Nawi-Vortrag im Audimax Gehirne machen keine Downloads

Zweibrücken · Prof. Manfred Spitzer, Direktor der psychiatrischen Uniklinik Ulm, Hirnforscher und bekannter Sachbuchautor sprach im vollbesetzten Audimax über die Risiken digitaler Medien.

 Prof. Manfred Spitzer vertrat im vollbesetzten Audimax der Hochschule in Zweibrücken die These, dass Smartphones dumm und krank machen.

Prof. Manfred Spitzer vertrat im vollbesetzten Audimax der Hochschule in Zweibrücken die These, dass Smartphones dumm und krank machen.

Foto: Susanne Lilischkis

Sie sind klein, flach und fast in jeder Hosentasche zu finden: Smartphones sind ein selbstverständlicher Bestandteil des Alltags geworden. Doch wie gefährlich sind die kleinen Helfer wirklich? Dieser Frage stellte sich Prof. Manfred Spitzer auf Einladung des Naturwissenschaftlichen Vereins zu Zweibrücken. Im komplett besetzen Audimax an der Hochschule in Zweibrücken sprach der ärztliche Leiter der Psychiatrischen Uniklinik Ulm über die Gefahren der digitalen Geräte. Und die sind laut Spitzer vielfältig und reichen von Kurzsichtigkeit über Haltungsschäden, Diabetes, Bluthochdruck bis hin zu riskantem Sexualverhalten.

Zum Beweis seiner These, dass Smartphones dumm und krank machen, führte er eine Vielzahl von wissenschaftlichen Studien ins Feld. Schon jetzt würden in Korea junge Menschen verstärkt kurzsichtig, weil sie ständig auf ihr Telefon starren.

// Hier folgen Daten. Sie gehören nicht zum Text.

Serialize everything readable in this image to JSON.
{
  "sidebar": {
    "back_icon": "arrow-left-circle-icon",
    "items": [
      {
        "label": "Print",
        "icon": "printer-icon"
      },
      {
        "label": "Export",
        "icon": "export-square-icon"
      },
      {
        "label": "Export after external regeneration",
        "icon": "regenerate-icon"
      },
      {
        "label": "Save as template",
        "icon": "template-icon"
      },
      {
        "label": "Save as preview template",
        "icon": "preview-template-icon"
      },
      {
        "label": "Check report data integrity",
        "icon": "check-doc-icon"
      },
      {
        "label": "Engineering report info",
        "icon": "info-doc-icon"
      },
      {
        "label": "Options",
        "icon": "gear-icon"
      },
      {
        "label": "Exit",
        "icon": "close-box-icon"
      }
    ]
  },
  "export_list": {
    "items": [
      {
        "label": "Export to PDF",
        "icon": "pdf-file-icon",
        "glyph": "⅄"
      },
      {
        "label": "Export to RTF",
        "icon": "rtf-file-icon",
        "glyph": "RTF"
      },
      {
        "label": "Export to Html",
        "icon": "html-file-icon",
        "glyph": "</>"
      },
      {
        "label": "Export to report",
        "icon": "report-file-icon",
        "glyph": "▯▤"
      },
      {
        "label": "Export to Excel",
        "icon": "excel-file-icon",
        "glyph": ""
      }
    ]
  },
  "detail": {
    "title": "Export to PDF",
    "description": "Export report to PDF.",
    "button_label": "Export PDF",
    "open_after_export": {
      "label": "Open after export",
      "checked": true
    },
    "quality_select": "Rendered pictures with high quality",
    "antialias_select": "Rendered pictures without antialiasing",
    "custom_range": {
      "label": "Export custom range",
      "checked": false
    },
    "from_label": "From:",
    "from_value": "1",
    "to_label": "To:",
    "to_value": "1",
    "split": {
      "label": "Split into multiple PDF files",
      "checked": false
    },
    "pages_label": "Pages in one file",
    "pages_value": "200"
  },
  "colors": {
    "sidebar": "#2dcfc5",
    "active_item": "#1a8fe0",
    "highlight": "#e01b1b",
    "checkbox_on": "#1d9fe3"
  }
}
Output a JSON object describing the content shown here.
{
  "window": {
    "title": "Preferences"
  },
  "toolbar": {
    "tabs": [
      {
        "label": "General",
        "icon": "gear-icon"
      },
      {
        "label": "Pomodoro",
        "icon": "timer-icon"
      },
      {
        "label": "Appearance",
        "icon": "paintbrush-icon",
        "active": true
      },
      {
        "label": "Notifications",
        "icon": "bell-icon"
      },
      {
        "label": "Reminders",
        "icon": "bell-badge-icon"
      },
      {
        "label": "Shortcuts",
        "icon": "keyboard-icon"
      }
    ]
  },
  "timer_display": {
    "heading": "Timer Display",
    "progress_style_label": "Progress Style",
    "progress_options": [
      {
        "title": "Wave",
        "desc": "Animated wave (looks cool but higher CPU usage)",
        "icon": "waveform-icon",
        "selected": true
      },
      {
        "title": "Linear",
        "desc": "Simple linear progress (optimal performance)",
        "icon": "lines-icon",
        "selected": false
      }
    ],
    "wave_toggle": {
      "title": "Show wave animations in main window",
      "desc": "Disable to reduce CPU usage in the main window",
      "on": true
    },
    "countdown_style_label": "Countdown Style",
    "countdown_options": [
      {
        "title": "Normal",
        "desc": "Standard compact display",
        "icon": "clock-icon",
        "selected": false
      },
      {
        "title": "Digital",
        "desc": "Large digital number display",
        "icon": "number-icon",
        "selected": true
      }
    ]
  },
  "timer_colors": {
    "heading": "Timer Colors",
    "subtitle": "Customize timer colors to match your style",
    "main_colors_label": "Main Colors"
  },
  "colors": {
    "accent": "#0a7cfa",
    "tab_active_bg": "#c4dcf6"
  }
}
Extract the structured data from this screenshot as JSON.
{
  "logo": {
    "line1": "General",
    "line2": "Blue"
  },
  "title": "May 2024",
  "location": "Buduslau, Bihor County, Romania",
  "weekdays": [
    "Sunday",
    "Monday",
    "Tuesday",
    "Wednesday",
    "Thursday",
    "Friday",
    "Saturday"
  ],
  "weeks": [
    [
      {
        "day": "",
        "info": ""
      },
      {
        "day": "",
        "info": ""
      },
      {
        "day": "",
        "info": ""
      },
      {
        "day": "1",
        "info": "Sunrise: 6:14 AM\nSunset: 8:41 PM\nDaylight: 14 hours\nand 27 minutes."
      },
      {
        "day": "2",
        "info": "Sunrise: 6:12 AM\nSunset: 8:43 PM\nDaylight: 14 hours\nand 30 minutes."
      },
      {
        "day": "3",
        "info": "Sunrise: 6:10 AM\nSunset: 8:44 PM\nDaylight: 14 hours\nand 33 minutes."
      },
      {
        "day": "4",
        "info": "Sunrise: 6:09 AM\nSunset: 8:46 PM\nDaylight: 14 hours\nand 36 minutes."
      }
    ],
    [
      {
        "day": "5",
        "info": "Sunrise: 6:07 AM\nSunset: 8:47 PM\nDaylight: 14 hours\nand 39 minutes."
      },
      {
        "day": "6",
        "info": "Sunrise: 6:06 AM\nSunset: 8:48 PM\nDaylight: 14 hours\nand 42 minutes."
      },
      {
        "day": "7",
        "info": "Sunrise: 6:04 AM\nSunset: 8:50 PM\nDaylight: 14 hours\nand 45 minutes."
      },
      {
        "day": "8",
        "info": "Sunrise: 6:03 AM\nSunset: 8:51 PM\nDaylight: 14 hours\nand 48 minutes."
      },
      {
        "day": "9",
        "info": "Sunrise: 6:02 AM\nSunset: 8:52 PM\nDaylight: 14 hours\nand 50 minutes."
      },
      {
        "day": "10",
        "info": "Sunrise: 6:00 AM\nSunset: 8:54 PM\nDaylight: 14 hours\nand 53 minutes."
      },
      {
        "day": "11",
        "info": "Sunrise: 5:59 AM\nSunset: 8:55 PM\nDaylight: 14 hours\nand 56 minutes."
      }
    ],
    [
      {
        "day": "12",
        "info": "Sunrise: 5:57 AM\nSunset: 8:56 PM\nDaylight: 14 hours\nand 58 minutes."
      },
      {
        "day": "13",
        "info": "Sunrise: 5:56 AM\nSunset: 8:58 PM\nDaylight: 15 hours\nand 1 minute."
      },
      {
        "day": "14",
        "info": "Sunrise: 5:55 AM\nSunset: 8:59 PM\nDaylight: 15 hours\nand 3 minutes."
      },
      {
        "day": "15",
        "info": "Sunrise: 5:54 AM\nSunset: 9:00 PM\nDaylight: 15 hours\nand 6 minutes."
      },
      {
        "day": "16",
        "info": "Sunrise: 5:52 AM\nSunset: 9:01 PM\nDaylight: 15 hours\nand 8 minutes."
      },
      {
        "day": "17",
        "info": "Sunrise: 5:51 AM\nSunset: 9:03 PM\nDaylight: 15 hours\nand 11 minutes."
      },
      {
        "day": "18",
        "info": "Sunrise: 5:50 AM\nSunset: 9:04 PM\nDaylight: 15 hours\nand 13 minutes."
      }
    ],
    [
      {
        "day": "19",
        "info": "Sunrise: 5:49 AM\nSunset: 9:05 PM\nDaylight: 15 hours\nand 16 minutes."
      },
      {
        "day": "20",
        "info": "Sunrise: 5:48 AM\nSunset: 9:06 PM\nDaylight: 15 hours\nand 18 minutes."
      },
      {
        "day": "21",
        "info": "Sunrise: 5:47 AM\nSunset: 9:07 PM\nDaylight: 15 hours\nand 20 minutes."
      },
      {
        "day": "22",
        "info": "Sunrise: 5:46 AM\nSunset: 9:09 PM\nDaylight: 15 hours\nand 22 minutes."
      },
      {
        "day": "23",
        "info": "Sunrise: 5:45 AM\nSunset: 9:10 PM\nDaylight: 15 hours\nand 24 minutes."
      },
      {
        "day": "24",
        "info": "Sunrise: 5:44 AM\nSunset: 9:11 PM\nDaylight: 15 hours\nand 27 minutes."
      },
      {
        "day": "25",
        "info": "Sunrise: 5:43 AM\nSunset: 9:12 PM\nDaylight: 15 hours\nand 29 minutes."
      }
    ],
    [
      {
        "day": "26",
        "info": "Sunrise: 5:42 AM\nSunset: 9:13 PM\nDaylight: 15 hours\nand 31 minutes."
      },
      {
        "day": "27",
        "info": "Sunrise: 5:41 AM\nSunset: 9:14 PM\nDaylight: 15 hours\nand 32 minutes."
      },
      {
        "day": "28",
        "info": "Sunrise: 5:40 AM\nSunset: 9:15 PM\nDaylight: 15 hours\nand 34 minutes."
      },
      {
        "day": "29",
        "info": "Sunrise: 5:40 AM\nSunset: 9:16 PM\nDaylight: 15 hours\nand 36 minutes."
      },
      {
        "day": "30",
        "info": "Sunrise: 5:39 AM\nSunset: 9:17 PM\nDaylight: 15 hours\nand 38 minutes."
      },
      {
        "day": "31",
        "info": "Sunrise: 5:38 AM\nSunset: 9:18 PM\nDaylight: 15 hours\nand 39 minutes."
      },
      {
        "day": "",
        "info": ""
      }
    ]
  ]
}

Die Gefahren der Smartphone-Nutzung würden verkannt und die zunehmende Digitalisierung des Alltags führe zu Herz-Kreislauf-Erkrankungen, die Todesursache Nummer eins in Deutschland. „Das ist schlimmer als Lungenkrebs, was die Anzahl der Toten angeht“, bemerkte er, „und dann sagen die Leute: Seien Sie nicht so schwarz-weiß. Doch ich bin Arzt, wenn es wirklich um etwas geht, heißt die Antwort Ja oder Nein – so ist die Medizin. Klare Antworten auf klare Fragen.“

Doch nicht nur die Volksgesundheit sei in Gefahr – die Bildung steuere auf eine Katastrophe zu, wenn digitale Lernformen eingeführt würden. Er befürchtet eine weltweite Gleichschaltung, wenn die Software amerikanischer Internet-Giganten die Herrschaft im Klassenzimmer übernimmt. „Bildschirmmedien schon in der Grundschule sind schlecht für die Entwicklung“, prognostizierte er. Bewiesen sei ein Zusammenhang von Bildschirmnutzung und Aufmerksamkeitsstörungen, ebenso wie die Verlangsamung der kognitiven Entwicklung von Kindern, die auf Bildschirme starren. „In den USA tippen die Kinder auf dem Bildschirm, bevor sie laufen können“, sagte er und zeigte dem Publikum ein Töpfchen mit Tablet-Halter zur Bespaßung beim kleinen Geschäft.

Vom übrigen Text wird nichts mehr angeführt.